Like many industries, manufacturing has suffered in ways never expected during the Covid-19 crisis. As demand outweighed supply in some areas, the healthcare sector was left without essential PPE and basics such as toilet paper, flour and pasta. In other areas demand was dramatically reduced, meaning factories had to produce less and posted revenue losses.
Regularly in the news, factories and manufacturers were revealed to be tackling huge issues caused by the Coronavirus pandemic, not only because of the stress of demand, but because of the high rate of infection within these spaces. In food manufacturing, particularly meat, the cold, damp and artificially lit conditions make it easy for the virus to survive and spread person to person and surface to surface. This has caused a large amount of workers to contract the virus and unknowingly spread it into the wider community.
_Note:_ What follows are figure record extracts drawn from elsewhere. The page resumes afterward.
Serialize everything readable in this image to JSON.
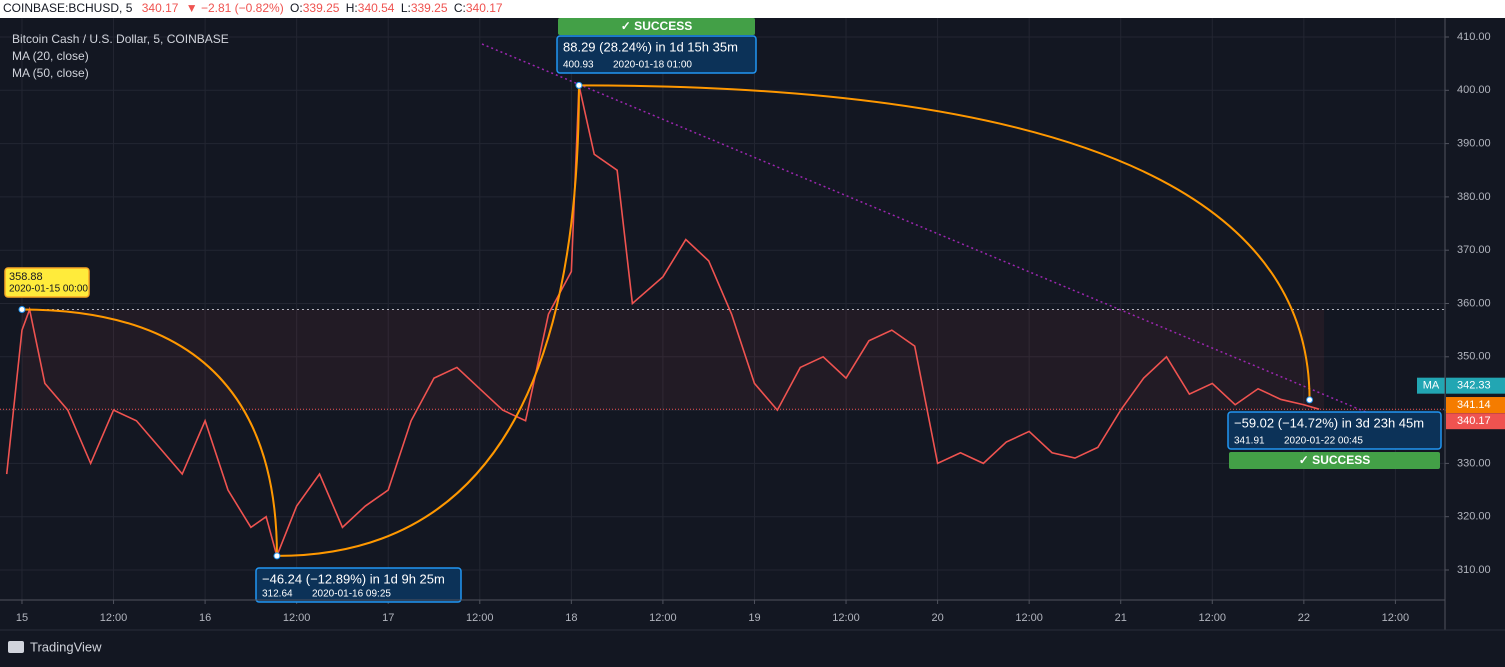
{
  "header": {
    "symbol": "COINBASE:BCHUSD, 5",
    "last": "340.17",
    "change": "▼ −2.81 (−0.82%)",
    "ohlc": [
      {
        "label": "O:",
        "value": "339.25"
      },
      {
        "label": "H:",
        "value": "340.54"
      },
      {
        "label": "L:",
        "value": "339.25"
      },
      {
        "label": "C:",
        "value": "340.17"
      }
    ]
  },
  "chart_data": {
    "type": "line",
    "title": "Bitcoin Cash / U.S. Dollar, 5, COINBASE",
    "indicators": [
      "MA (20, close)",
      "MA (50, close)"
    ],
    "x": [
      -2,
      0,
      1,
      3,
      6,
      9,
      12,
      15,
      18,
      21,
      24,
      27,
      30,
      32,
      33.4,
      36,
      39,
      42,
      45,
      48,
      51,
      54,
      57,
      60,
      63,
      66,
      69,
      72,
      73,
      75,
      78,
      80,
      84,
      87,
      90,
      93,
      96,
      99,
      102,
      105,
      108,
      111,
      114,
      117,
      120,
      123,
      126,
      129,
      132,
      135,
      138,
      141,
      144,
      147,
      150,
      153,
      156,
      159,
      162,
      165,
      168,
      170
    ],
    "series": [
      {
        "color": "#ef5350",
        "values": [
          328,
          355,
          358.88,
          345,
          340,
          330,
          340,
          338,
          333,
          328,
          338,
          325,
          318,
          320,
          312.64,
          322,
          328,
          318,
          322,
          325,
          338,
          346,
          348,
          344,
          340,
          338,
          358,
          366,
          400.93,
          388,
          385,
          360,
          365,
          372,
          368,
          358,
          345,
          340,
          348,
          350,
          346,
          353,
          355,
          352,
          330,
          332,
          330,
          334,
          336,
          332,
          331,
          333,
          340,
          346,
          350,
          343,
          345,
          341,
          344,
          342,
          341,
          340.17
        ]
      }
    ],
    "xlim": [
      -2.88,
      186.5
    ],
    "xticks": [
      {
        "value": 0,
        "label": "15"
      },
      {
        "value": 12,
        "label": "12:00"
      },
      {
        "value": 24,
        "label": "16"
      },
      {
        "value": 36,
        "label": "12:00"
      },
      {
        "value": 48,
        "label": "17"
      },
      {
        "value": 60,
        "label": "12:00"
      },
      {
        "value": 72,
        "label": "18"
      },
      {
        "value": 84,
        "label": "12:00"
      },
      {
        "value": 96,
        "label": "19"
      },
      {
        "value": 108,
        "label": "12:00"
      },
      {
        "value": 120,
        "label": "20"
      },
      {
        "value": 132,
        "label": "12:00"
      },
      {
        "value": 144,
        "label": "21"
      },
      {
        "value": 156,
        "label": "12:00"
      },
      {
        "value": 168,
        "label": "22"
      },
      {
        "value": 180,
        "label": "12:00"
      }
    ],
    "ylim": [
      304.37,
      413.19
    ],
    "yticks": [
      {
        "value": 310,
        "label": "310.00"
      },
      {
        "value": 320,
        "label": "320.00"
      },
      {
        "value": 330,
        "label": "330.00"
      },
      {
        "value": 340,
        "label": "340.00"
      },
      {
        "value": 350,
        "label": "350.00"
      },
      {
        "value": 360,
        "label": "360.00"
      },
      {
        "value": 370,
        "label": "370.00"
      },
      {
        "value": 380,
        "label": "380.00"
      },
      {
        "value": 390,
        "label": "390.00"
      },
      {
        "value": 400,
        "label": "400.00"
      },
      {
        "value": 410,
        "label": "410.00"
      }
    ],
    "grid": true,
    "price_labels": [
      {
        "label": "MA",
        "value": 342.33,
        "color": "#22a6b3"
      },
      {
        "value": 341.14,
        "color": "#f57c00"
      },
      {
        "value": 340.17,
        "color": "#ef5350"
      }
    ],
    "annotations": [
      {
        "price": 358.88,
        "date": "2020-01-15 00:00"
      },
      {
        "measure": "−46.24 (−12.89%) in 1d 9h 25m",
        "price": 312.64,
        "date": "2020-01-16  09:25"
      },
      {
        "measure": "88.29 (28.24%) in 1d 15h 35m",
        "price": 400.93,
        "date": "2020-01-18  01:00",
        "status": "✓ SUCCESS"
      },
      {
        "measure": "−59.02 (−14.72%) in 3d 23h 45m",
        "price": 341.91,
        "date": "2020-01-22  00:45",
        "status": "✓ SUCCESS"
      }
    ]
  },
  "footer": {
    "brand": "TradingView"
  }
}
Equally, close working conditions in textile and goods manufacturing left factory workers with less than half a meter between them and producing items that were sometimes touched by over 40 members of staff. Major outbreaks in factories have been seen in the UK, France, Germany, Spain and the US.
On the other side of the pandemic, many workers in manufacturing still can’t return to work due to the high risk nature of factory working, and are at risk of losing their jobs while they are shielding. Companies need to produce safe working environments which is paramount to keeping staff well and protecting jobs.